Monday, July 31, 2006

"Sentinels Under Attack"

Part 2 on Altered Oceans

Toxic algae that poison the brain have caused strandings and mass die-offs of marine mammals — barometers of the sea's health.

Neuschwander (a California sea lion) was exhibiting the classic symptoms of domoic acid poisoning, a condition that scrambles the brains of marine mammals and causes them to wash ashore in California as predictably as the spring tides.

They pick up the acid by eating anchovies and sardines that have fed on toxic algae. Although the algae have been around for eons, they have bloomed with extraordinary intensity along the Pacific coast for the last eight years.

The blooms are part of a worldwide pattern of oceanic changes that scientists attribute to warming waters, excessive fishing, and a torrent of nutrients unleashed by farming, deforestation and urban development.

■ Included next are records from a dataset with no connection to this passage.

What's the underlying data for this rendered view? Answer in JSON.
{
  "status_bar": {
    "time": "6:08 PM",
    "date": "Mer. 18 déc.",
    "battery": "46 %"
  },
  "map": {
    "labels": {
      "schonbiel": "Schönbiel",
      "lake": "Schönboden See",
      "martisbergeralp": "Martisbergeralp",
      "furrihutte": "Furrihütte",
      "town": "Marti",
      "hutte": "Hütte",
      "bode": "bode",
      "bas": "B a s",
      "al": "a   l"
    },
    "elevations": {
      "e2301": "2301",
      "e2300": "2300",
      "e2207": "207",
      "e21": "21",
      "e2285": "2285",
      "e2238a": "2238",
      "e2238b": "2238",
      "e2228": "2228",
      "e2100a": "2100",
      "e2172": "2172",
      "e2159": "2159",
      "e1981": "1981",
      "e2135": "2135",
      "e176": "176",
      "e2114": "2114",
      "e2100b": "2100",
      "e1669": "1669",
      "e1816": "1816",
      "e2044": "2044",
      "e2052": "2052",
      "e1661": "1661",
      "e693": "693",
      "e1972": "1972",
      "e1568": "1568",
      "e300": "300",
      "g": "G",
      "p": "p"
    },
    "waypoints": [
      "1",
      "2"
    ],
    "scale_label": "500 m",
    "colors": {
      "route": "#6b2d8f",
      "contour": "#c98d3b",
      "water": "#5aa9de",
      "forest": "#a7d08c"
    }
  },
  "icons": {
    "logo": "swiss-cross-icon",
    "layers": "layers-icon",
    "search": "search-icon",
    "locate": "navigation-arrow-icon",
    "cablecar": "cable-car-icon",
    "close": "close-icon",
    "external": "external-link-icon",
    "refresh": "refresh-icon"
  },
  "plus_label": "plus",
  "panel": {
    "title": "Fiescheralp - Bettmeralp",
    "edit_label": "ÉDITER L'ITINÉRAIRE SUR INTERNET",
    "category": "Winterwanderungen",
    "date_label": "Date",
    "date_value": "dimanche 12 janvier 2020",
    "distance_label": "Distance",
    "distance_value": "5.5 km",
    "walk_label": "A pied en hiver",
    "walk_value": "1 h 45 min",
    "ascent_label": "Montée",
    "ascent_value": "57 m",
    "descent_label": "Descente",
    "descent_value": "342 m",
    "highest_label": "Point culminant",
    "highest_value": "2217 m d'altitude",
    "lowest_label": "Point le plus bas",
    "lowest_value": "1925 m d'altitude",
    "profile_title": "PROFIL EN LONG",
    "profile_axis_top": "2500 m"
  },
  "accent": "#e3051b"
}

More bad news. Seagulls are having problems, also - mostly with starvation.

link: Warmer Waters Disrupt Pacific Food Chain


On these craggy, remote islands west of San Francisco, the largest seabird colony in the contiguous United States throbs with life. Seagulls swarm so thick that visitors must yell to be heard above their cries. Pelicans glide.

But the steep decline of one bird species for the second straight year has rekindled scientists' fears that global warming could be undermining the coastal food supply, threatening not just the Farallones but entire marine ecosystems.

...But not this year. Almost none of the 20,000 pairs of Cassin's auklets nesting in the Farallones will raise a chick that lives more than a few days, a repeat of last year's "unprecedented" breeding failure, according to Russ Bradley, a seabird biologist with the Point Reyes Bird Observatory who monitors the birds on the islands.

Scientists blame changes in West Coast climate patterns for a delay in the seasonal upwelling of cold, nutrient-rich waters from the ocean's depths for the second year in a row. Weak winds and faltering currents have left the Gulf of the Farallones without krill, on which Cassin's auklets and a variety of other seabirds, fish and mammals depend for food.

"The seas are warmer. And the number of krill being produced is lower," said Bradley as he held a Cassin's auklet chick, the only one from a study of 400 nests he expected to survive.

"Normally we would have hundreds," he said.